И, однако, в те мгновения, когда его никто не видел, лицо господина герцога выражало горькую тоску и уныние.
Если вы захотите ощутить весь ужас и бессмысленность мирской суеты, приглядитесь поближе к человеку, достигшему вершин богатства и славы.
Но как весело резвится среди грядок Нита, принцесса, дикарка! С каким аппетитом она лакомится!
По истечении четверти часа, ни минутой раньше, ни минутой позже, дверь, ведущая в покои, отворялась и на пороге появлялась настоятельница собственной персоной.
– Господин герцог, – говорила она, – наша дорогая матушка Франсуаза Ассизская сейчас будет.

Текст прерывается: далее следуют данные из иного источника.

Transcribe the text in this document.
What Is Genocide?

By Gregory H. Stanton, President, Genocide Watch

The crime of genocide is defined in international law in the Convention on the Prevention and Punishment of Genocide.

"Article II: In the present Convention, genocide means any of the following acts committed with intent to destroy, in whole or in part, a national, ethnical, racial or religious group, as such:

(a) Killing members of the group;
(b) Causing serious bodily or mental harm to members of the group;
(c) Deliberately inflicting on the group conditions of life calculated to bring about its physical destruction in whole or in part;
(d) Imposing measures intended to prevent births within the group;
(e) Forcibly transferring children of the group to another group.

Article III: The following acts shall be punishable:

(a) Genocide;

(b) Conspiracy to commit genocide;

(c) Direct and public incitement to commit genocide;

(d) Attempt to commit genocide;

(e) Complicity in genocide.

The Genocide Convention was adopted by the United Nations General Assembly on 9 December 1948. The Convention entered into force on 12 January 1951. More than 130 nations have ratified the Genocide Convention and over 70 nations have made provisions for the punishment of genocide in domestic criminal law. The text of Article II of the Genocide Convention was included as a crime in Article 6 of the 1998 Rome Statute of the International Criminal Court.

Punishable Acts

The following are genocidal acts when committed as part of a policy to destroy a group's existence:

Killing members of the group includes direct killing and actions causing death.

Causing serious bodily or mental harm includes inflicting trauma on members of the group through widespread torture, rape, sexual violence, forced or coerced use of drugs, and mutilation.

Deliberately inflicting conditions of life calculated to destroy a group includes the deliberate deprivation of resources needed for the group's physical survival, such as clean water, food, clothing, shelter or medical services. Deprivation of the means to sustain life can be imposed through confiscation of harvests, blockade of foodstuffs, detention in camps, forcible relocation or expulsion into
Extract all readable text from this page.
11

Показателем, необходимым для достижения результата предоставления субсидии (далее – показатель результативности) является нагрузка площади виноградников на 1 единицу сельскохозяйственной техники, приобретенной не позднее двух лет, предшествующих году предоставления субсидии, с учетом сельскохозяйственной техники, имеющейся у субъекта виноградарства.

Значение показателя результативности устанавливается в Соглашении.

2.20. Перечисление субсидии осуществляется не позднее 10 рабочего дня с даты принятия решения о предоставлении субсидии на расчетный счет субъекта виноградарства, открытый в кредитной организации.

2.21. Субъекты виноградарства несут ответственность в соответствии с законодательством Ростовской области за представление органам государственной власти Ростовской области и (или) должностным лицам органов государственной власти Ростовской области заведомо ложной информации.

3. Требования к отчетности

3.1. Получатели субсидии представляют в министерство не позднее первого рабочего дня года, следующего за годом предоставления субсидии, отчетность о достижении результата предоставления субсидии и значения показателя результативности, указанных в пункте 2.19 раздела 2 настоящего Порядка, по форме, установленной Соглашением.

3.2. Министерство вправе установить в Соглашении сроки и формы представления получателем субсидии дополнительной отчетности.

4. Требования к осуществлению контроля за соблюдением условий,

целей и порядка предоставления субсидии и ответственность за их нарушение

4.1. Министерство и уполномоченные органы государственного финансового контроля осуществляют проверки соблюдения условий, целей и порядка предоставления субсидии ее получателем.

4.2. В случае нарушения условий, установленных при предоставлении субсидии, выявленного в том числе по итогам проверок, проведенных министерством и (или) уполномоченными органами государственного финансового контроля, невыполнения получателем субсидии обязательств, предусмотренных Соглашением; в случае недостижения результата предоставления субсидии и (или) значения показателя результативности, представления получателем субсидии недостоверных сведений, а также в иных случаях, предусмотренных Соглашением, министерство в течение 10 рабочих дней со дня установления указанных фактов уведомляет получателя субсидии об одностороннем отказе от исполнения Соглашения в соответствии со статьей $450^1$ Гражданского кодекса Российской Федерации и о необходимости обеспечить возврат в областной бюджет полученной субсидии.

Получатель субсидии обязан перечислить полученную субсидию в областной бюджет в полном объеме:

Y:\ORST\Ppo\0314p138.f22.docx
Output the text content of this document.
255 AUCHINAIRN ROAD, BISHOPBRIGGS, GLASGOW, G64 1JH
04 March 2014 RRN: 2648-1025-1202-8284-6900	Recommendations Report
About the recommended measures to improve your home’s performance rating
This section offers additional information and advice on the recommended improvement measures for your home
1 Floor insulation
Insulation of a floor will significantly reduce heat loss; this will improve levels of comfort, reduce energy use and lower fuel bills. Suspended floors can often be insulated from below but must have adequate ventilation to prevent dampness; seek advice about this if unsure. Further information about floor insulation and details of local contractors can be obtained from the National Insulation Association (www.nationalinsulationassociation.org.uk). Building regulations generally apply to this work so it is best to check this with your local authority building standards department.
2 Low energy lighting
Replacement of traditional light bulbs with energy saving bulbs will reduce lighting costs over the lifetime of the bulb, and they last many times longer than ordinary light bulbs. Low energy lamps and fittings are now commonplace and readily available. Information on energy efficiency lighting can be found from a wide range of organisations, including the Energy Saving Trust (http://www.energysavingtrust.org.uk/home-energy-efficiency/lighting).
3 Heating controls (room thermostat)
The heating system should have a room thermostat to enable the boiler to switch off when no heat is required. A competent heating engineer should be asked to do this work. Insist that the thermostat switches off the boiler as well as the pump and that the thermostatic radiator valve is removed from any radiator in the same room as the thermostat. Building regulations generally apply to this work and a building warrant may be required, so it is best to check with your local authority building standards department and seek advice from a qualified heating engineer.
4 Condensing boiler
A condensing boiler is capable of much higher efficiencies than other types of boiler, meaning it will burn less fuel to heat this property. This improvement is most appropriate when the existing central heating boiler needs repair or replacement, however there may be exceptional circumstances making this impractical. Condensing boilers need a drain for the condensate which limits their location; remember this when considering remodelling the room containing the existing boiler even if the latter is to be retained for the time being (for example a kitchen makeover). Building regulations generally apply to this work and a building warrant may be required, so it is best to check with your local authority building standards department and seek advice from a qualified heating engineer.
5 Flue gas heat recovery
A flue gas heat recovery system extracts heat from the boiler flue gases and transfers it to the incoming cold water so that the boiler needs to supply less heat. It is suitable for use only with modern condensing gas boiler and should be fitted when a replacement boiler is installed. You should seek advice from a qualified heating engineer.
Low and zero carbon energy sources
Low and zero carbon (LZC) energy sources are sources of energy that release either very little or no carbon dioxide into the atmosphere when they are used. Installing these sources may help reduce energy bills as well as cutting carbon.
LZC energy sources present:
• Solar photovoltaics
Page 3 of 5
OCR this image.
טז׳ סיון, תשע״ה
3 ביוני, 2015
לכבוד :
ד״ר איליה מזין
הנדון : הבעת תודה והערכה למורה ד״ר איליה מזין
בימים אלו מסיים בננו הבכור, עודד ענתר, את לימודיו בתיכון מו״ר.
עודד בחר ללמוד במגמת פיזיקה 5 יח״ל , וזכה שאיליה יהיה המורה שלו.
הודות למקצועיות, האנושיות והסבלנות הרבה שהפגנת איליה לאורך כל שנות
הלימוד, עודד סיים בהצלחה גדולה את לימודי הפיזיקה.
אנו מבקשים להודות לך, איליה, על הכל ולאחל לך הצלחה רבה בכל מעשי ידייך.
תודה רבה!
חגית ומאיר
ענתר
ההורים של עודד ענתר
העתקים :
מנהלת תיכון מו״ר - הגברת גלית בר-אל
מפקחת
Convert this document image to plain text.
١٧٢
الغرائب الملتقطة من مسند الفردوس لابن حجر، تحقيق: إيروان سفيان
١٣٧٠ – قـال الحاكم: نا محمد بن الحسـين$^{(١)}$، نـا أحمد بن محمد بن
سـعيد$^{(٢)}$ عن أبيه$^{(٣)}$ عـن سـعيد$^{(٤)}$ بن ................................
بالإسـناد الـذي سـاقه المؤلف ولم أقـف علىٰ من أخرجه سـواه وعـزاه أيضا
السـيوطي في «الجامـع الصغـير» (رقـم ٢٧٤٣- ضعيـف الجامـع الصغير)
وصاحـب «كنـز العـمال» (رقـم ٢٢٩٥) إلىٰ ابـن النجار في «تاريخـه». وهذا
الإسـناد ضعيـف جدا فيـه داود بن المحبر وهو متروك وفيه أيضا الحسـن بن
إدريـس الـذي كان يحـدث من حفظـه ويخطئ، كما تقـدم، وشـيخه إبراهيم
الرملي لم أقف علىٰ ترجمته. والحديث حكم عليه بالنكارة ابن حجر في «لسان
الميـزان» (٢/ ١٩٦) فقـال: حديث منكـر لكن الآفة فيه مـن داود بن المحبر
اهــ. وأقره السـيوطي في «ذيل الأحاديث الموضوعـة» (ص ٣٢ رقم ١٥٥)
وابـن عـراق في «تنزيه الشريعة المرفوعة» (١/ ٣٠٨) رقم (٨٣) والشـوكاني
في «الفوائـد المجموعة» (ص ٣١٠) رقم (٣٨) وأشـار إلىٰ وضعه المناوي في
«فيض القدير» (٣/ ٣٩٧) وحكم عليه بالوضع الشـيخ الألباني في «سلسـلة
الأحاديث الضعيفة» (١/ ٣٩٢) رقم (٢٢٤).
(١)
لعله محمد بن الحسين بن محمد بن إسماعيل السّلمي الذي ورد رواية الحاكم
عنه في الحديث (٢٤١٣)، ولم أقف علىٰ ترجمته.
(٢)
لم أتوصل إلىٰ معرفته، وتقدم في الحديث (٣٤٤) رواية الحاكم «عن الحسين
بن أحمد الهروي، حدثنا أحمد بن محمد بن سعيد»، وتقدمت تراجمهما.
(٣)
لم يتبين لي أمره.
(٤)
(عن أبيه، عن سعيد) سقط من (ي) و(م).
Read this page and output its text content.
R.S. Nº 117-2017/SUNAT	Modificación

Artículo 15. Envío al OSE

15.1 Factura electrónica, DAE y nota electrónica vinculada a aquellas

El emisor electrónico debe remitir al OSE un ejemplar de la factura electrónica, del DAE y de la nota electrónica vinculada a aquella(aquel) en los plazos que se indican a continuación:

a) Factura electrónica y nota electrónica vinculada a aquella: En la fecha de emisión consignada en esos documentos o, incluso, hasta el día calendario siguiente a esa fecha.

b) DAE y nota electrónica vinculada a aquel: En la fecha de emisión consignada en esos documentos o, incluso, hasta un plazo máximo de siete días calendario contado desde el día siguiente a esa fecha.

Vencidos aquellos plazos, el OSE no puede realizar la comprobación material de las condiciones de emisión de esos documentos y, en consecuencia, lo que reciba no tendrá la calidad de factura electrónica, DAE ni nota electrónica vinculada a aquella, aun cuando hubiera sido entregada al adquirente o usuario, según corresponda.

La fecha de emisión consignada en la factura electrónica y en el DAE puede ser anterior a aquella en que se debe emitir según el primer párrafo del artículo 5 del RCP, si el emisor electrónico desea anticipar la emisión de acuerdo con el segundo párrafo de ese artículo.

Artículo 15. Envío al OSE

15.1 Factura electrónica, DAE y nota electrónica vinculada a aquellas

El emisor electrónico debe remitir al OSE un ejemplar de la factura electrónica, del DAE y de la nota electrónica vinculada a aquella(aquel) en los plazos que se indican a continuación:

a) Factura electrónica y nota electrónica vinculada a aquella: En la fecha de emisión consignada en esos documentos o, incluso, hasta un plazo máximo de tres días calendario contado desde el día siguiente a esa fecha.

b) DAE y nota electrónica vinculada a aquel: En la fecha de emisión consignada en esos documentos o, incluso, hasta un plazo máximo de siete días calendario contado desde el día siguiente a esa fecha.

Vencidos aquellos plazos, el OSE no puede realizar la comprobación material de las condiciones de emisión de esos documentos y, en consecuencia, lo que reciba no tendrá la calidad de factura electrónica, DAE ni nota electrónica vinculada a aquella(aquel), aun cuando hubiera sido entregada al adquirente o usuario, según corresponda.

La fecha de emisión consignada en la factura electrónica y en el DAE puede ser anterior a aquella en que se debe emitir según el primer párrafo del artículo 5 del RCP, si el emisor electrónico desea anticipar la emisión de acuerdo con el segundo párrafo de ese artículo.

Герцог вставал и делал шаг вперед. Настоятельница отходила в сторону, освобождая дорогу величественной даме, чье бледное лицо под монашеским головным убором смутно напоминало черты герцога и Ниты. Дама останавливалась у стола с распятием и говорила:
– Мой дорогой племянник, я всегда рада вас видеть.
После этих слов настоятельница удалялась. Так было заведено.
Герцог, стоя по другую сторону стола, осведомлялся у пожилой монахини о ее здоровье. Разговор шел, расписанный как по нотам или словно дипломатическая беседа, когда все слова известны заранее.
По истечении десяти минут, строго по часам, пожилая монахиня со вздохом произносила:
– Прежде чем вы покинете меня, мой дорогой племянник, я желала бы знать, нет ли у вас новостей о вашем старшем брате, моем племяннике Раймоне, генерале дивизии на службе у Бонапарта, или же – если он умер, как я опасаюсь, – о его вдове и потомстве?
– Никаких новостей, – печально отвечал господин герцог.
Получасовой визит герцога подходил к концу. Входная дверь отворялась, и сестра-привратница приводила Ниту, раскрасневшуюся от беготни в саду. Ните позволялось больше, чем ее отцу. Она огибала стол с распятием, и пожилая монахиня, осенив девочку крестным знамением, целовала ее. Так было заведено.
В этом поцелуе чувствовалось глубокое почтение со стороны девочки и глубокая нежность со стороны затворницы. Попрощавшись жестом с герцогом, монахиня говорила, переступая порог:
– Да благословит вас Бог, мой дорогой племянник. Надеюсь, в следующий раз вы принесете мне известия о членах нашей семьи.
Привычный ход визита никогда и ничем не был нарушен. Затем четверка лошадей, отбивая дробь по мостовой, пускалась в обратный путь с улицы Нотр-Дам-де-Шан на улицу Сен-Доминик, где у герцога был особняк.
Теперь вы понимаете, почему листок бумаги, найденный в кармане умирающего, с написанными на нем карандашом различными наследственными именами герцога де Клара произвел столь сильное волнение в монашеской обители.
Волнение расходилось кругами и, наконец, достигло уединенной кельи, где мать Франсуаза Ассизская молилась о даровании ей покоя. Вот уже год как пожилая монахиня не покидала своей комнаты. Последние два визита господина герцога были отклонены. Племянник каждый раз отсылал тетушке записку, содержавшую, помимо уверений в почтении, лаконичную помету: «Никаких известий».